L’ASL competente si occupa dell’istruttoria, controllando la completezza della documentazione trasmessa e verificando la presenza dei requisiti previsti dalla legge per accedere all’indennizzo. Una volta fatto ciò, l’ASL trasmette l’intero fascicolo alla Commissione medica ospedaliera (CMO) competente, la quale convoca la vittima a visita al fine di esprimere il giudizio sul nesso di causalità tra l’infermità e la trasfusione. In caso di riconoscimento del nesso, la pratica viene trasmessa al Ministero della salute che liquida l’indennizzo. In caso di aggravamento dell’infermità già riconosciuta, l’interessato può presentare all’ASL, entro 6 mesi dalla conoscenza dell’evento, una domanda di revisione al fine di ottenere l’iscrizione ad una diversa categoria tabellare.
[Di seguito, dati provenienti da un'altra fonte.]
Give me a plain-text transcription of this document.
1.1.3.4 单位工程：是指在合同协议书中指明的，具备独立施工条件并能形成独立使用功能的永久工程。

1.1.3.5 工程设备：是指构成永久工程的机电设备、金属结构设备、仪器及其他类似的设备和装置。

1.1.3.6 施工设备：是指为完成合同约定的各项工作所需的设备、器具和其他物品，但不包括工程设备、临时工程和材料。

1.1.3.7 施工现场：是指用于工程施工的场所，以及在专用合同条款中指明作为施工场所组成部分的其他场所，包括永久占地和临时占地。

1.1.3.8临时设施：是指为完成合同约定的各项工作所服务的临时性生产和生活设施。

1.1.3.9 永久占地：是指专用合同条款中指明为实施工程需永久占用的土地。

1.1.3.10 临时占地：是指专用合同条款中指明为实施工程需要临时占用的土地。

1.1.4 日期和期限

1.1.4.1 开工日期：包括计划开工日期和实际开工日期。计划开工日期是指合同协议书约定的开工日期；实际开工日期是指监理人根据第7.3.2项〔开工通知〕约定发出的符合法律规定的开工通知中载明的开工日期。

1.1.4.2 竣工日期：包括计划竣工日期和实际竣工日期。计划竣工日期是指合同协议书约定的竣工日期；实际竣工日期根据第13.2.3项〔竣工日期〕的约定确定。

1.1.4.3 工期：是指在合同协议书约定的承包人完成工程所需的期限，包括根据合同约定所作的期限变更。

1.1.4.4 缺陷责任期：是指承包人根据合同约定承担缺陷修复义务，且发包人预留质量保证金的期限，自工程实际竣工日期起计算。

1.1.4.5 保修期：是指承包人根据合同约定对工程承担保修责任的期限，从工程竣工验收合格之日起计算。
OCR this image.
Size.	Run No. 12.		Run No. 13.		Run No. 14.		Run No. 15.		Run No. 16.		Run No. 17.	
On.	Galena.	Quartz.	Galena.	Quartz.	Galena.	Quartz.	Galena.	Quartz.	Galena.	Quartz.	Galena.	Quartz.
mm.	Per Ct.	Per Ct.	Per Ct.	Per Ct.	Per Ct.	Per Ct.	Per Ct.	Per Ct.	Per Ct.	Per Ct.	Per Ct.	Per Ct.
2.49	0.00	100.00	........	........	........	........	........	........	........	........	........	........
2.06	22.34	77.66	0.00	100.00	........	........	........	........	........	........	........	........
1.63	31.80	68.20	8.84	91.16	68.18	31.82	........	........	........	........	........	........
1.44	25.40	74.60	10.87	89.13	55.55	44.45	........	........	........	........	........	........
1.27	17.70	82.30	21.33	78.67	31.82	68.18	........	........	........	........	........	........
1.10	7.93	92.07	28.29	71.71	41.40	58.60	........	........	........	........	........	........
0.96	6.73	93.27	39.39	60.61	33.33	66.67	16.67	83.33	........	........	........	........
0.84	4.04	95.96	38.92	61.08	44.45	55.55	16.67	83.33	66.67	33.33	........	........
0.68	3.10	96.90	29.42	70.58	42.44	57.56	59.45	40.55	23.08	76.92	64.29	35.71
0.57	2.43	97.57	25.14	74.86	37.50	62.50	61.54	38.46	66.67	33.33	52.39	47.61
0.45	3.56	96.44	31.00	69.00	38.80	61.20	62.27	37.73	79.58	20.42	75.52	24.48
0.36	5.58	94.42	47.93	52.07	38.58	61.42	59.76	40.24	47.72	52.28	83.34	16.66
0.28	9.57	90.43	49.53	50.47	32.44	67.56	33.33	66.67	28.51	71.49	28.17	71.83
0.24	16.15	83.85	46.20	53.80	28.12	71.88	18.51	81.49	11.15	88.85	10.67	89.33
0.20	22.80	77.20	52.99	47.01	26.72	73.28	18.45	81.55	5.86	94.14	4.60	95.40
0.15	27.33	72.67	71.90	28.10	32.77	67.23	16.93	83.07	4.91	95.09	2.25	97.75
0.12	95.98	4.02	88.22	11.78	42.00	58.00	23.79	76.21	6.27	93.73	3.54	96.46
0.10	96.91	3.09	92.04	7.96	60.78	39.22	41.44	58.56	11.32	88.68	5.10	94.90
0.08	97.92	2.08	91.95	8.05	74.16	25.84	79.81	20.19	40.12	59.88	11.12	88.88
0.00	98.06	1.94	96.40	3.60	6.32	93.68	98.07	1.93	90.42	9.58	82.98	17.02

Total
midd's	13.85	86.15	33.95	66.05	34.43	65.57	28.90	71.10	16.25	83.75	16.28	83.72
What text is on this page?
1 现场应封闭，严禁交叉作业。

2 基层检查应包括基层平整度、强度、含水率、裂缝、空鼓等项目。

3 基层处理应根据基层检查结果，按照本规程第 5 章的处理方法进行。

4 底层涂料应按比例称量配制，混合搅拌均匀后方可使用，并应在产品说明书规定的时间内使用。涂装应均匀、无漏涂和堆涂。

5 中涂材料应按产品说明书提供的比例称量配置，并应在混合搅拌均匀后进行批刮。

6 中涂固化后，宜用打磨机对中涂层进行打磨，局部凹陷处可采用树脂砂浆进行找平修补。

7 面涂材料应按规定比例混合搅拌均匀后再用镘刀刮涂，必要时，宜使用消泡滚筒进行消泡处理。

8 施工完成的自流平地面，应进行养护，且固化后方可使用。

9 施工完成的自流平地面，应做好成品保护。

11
Ovviamente, il verbale di diniego o di riconoscimento del nesso viene notificato, oltre che all’ASL, altresì, all’interessato, il quale, entro 30 giorni dalla notifica, può presentare avverso il giudizio della CMO ricorso al MdS.

Entro 3 mesi dalla presentazione del ricorso, il MdS decide con atto da comunicare al ricorrente entro 30 giorni.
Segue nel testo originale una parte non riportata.